According to bankers, the online fraud which started in Jharkhand’s Jamtara – infamous as India’s phishing capital – a few years back has spread its tentacles to ensnare the gullible in Noida, Gurugram, Mewat, Alwar, and Ahmedabad.
Explaining the modus operandi, bankers said these phishers first open bank accounts via digital methods in one or several banks in different parts of the country using fake or original documents. These are destination accounts to which money is funnelled into after duping genuine bank customers. That explains the need to re-verify KYC credentials of bank accounts in specific districts, observed bankers.
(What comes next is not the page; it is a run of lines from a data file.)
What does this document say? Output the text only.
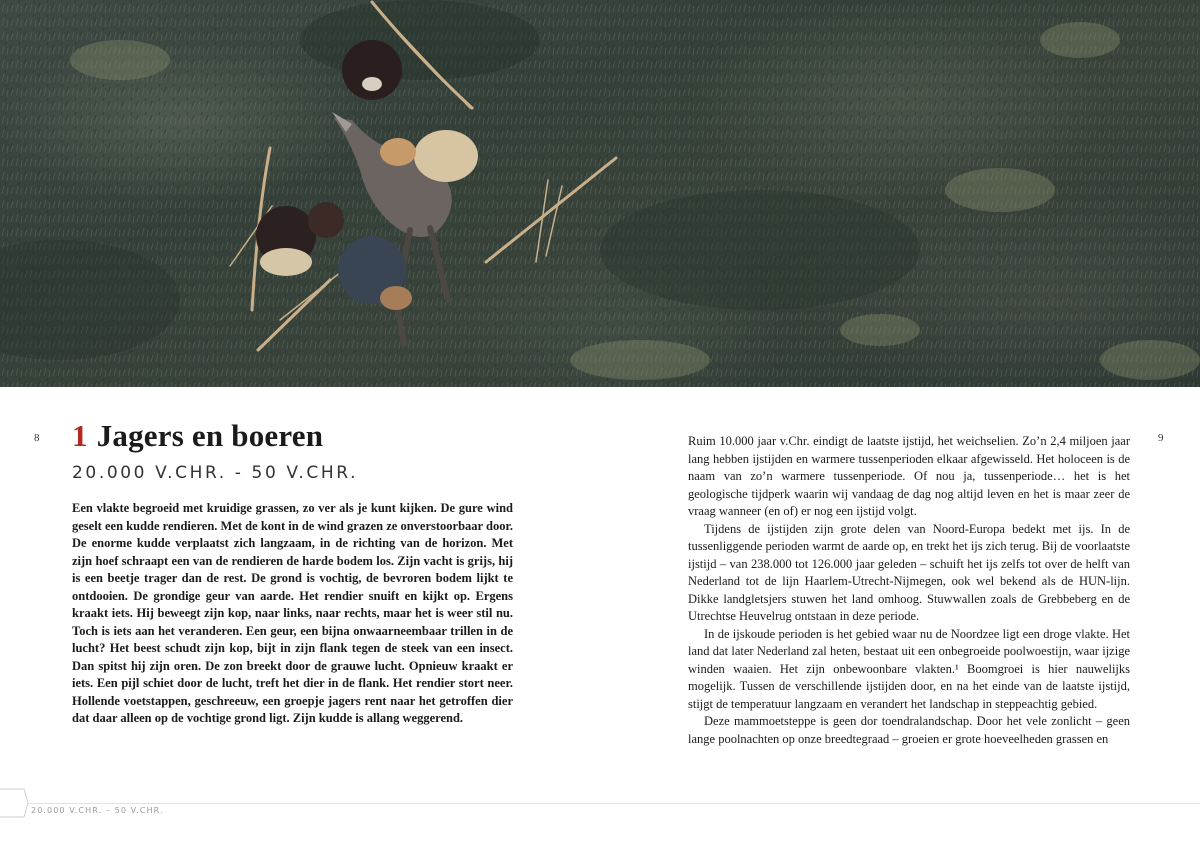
8	9
1 Jagers en boeren
20.000 V.CHR. - 50 V.CHR.

Een vlakte begroeid met kruidige grassen, zo ver als je kunt kijken. De gure wind geselt een kudde rendieren. Met de kont in de wind grazen ze onverstoorbaar door. De enorme kudde verplaatst zich langzaam, in de richting van de horizon. Met zijn hoef schraapt een van de rendieren de harde bodem los. Zijn vacht is grijs, hij is een beetje trager dan de rest. De grond is vochtig, de bevroren bodem lijkt te ontdooien. De grondige geur van aarde. Het rendier snuift en kijkt op. Ergens kraakt iets. Hij beweegt zijn kop, naar links, naar rechts, maar het is weer stil nu. Toch is iets aan het veranderen. Een geur, een bijna onwaarneembaar trillen in de lucht? Het beest schudt zijn kop, bijt in zijn flank tegen de steek van een insect. Dan spitst hij zijn oren. De zon breekt door de grauwe lucht. Opnieuw kraakt er iets. Een pijl schiet door de lucht, treft het dier in de flank. Het rendier stort neer. Hollende voetstappen, geschreeuw, een groepje jagers rent naar het getroffen dier dat daar alleen op de vochtige grond ligt. Zijn kudde is allang weggerend.

Ruim 10.000 jaar v.Chr. eindigt de laatste ijstijd, het weichselien. Zo’n 2,4 miljoen jaar lang hebben ijstijden en warmere tussenperioden elkaar afgewisseld. Het holoceen is de naam van zo’n warmere tussenperiode. Of nou ja, tussenperiode… het is het geologische tijdperk waarin wij vandaag de dag nog altijd leven en het is maar zeer de vraag wanneer (en of) er nog een ijstijd volgt.

Tijdens de ijstijden zijn grote delen van Noord-Europa bedekt met ijs. In de tussenliggende perioden warmt de aarde op, en trekt het ijs zich terug. Bij de voorlaatste ijstijd – van 238.000 tot 126.000 jaar geleden – schuift het ijs zelfs tot over de helft van Nederland tot de lijn Haarlem-Utrecht-Nijmegen, ook wel bekend als de HUN-lijn. Dikke landgletsjers stuwen het land omhoog. Stuwwallen zoals de Grebbeberg en de Utrechtse Heuvelrug ontstaan in deze periode.

In de ijskoude perioden is het gebied waar nu de Noordzee ligt een droge vlakte. Het land dat later Nederland zal heten, bestaat uit een onbegroeide poolwoestijn, waar ijzige winden waaien. Het zijn onbewoonbare vlakten.¹ Boomgroei is hier nauwelijks mogelijk. Tussen de verschillende ijstijden door, en na het einde van de laatste ijstijd, stijgt de temperatuur langzaam en verandert het landschap in steppeachtig gebied.

Deze mammoetsteppe is geen dor toendralandschap. Door het vele zonlicht – geen lange poolnachten op onze breedtegraad – groeien er grote hoeveelheden grassen en

20.000 V.CHR. – 50 V.CHR.
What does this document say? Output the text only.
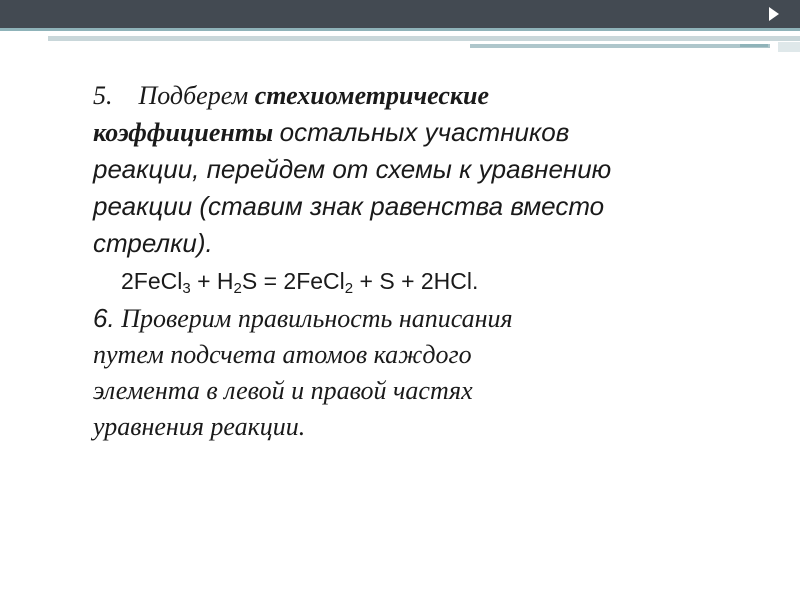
5. Подберем стехиометрические
коэффициенты остальных участников
реакции, перейдем от схемы к уравнению
реакции (ставим знак равенства вместо
стрелки).

2FeCl$_3$ + $H_2S$ = 2FeCl$_2$ + S + 2HCl.

6. Проверим правильность написания
путем подсчета атомов каждого
элемента в левой и правой частях
уравнения реакции.
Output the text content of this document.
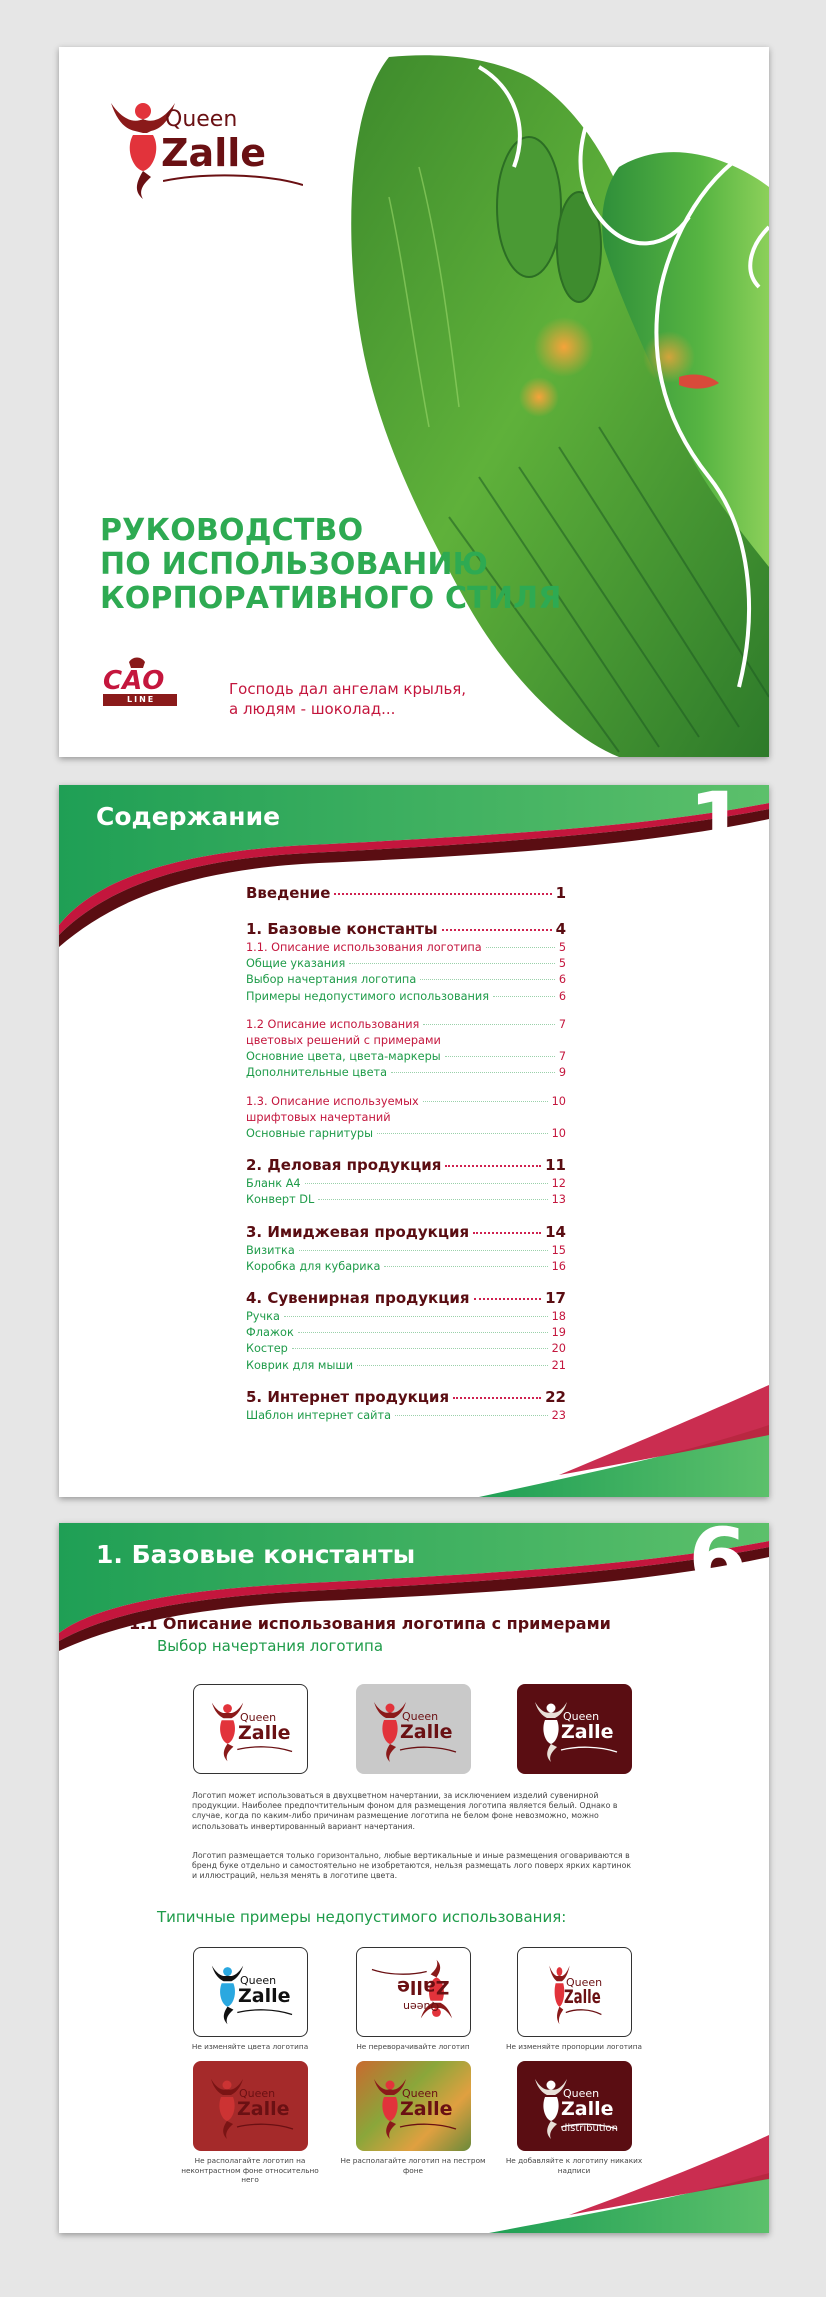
Queen
Zalle
РУКОВОДСТВО
ПО ИСПОЛЬЗОВАНИЮ
КОРПОРАТИВНОГО СТИЛЯ
САО
LINE
Господь дал ангелам крылья,
а людям - шоколад...
Содержание	1
Введение	1
1. Базовые константы	4
1.1. Описание использования логотипа	5
Общие указания	5
Выбор начертания логотипа	6
Примеры недопустимого использования	6
1.2 Описание использования	7
цветовых решений с примерами
Основние цвета, цвета-маркеры	7
Дополнительные цвета	9
1.3. Описание используемых	10
шрифтовых начертаний
Основные гарнитуры	10
2. Деловая продукция	11
Бланк А4	12
Конверт DL	13
3. Имиджевая продукция	14
Визитка	15
Коробка для кубарика	16
4. Сувенирная продукция	17
Ручка	18
Флажок	19
Костер	20
Коврик для мыши	21
5. Интернет продукция	22
Шаблон интернет сайта	23
1. Базовые константы	6
1.1 Описание использования логотипа с примерами
Выбор начертания логотипа
Queen
Zalle
Queen
Zalle
Queen
Zalle
Логотип может использоваться в двухцветном начертании, за исключением изделий сувенирной продукции. Наиболее предпочтительным фоном для размещения логотипа является белый. Однако в случае, когда по каким-либо причинам размещение логотипа не белом фоне невозможно, можно использовать инвертированный вариант начертания.
Логотип размещается только горизонтально, любые вертикальные и иные размещения оговариваются в бренд буке отдельно и самостоятельно не изобретаются, нельзя размещать лого поверх ярких картинок и иллюстраций, нельзя менять в логотипе цвета.
Типичные примеры недопустимого использования:
Queen
Zalle	Queen
Zalle	Queen
Zalle
Queen
Zalle
Queen
Zalle
Queen
Zalle
distribution
Не изменяйте цвета логотипа	Не переворачивайте логотип	Не изменяйте пропорции логотипа
Не располагайте логотип на неконтрастном фоне относительно него
Не располагайте логотип на пестром фоне
Не добавляйте к логотипу никаких надписи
“These scammers have some easy-to-remember calendar dates as their dates of birth like January 1, January 26, or August 15. Most of the accounts opened are in the first name,” said a banker.
Bankers said the home ministry may have received inputs on areas from where these fraudsters operate in and sounded off the regulator on the need for reassessing KYC documentation.
“The regulator has highlighted some jurisdictions where phishing is rampant. It said banks need to be watchful, monitor, insist on inflexible KYC verification, and further re-examine credentials belonging to geographical locations of concern,” said a senior public sector banker.
“The perils of this nature will only increase with increased digitisation, availability of data, and exponential growth of financial technology (tech),” said another senior banker.
A fresh online fraud involving Dhani Loans and Services, formerly known as Indiabulls Consumer Finance – a non-deposit-taking non-banking financial company registered with the Reserve Bank of India (RBI) – came to light on Monday. Unaccounted outstanding loans from Dhani Loans and Services began mysteriously appearing on the credit history of many people who claimed they had never borrowed from the online lender.
These loans were seemingly taken in the past six months using stolen customer details, where only the permanent account number (PAN) was found to be genuine, the complaints lodged by borrowers alleged, indicating large-scale identity theft. Some affected individuals have since approached cybercrime authorities and the RBI, alleging fraud.
Banking sources indicate there have been brazen violations of Section 17 of the RBI’s Master Direction on KYC norms. The directions in that Section govern accounts opened using one-time password (OTP)-based electronic KYC (eKYC) in non-face-to-face mode. KYC verification for accounts opened using eKYC is only for aggregate balance of all deposit accounts of less than Rs 1 lakh.
A spokesperson for Dhani said the company is talking to all complainants and establishing if it is indeed a case of identity theft. If it is, all records in the credit bureaux will be immediately rectified.
“The digital and tech ecosystems are evolving every day, and the industry has been plagued by individuals trying to defraud companies and unsuspecting citizens. While there are many cases of fraudsters taking advantage of people who mistakenly share credentials and OTPs of their own volition, cases of identity theft are on a steady rise. Our risk management and tech teams have been on overdrive, constantly building more robust systems to try and keep such activities at bay,” said the spokesperson.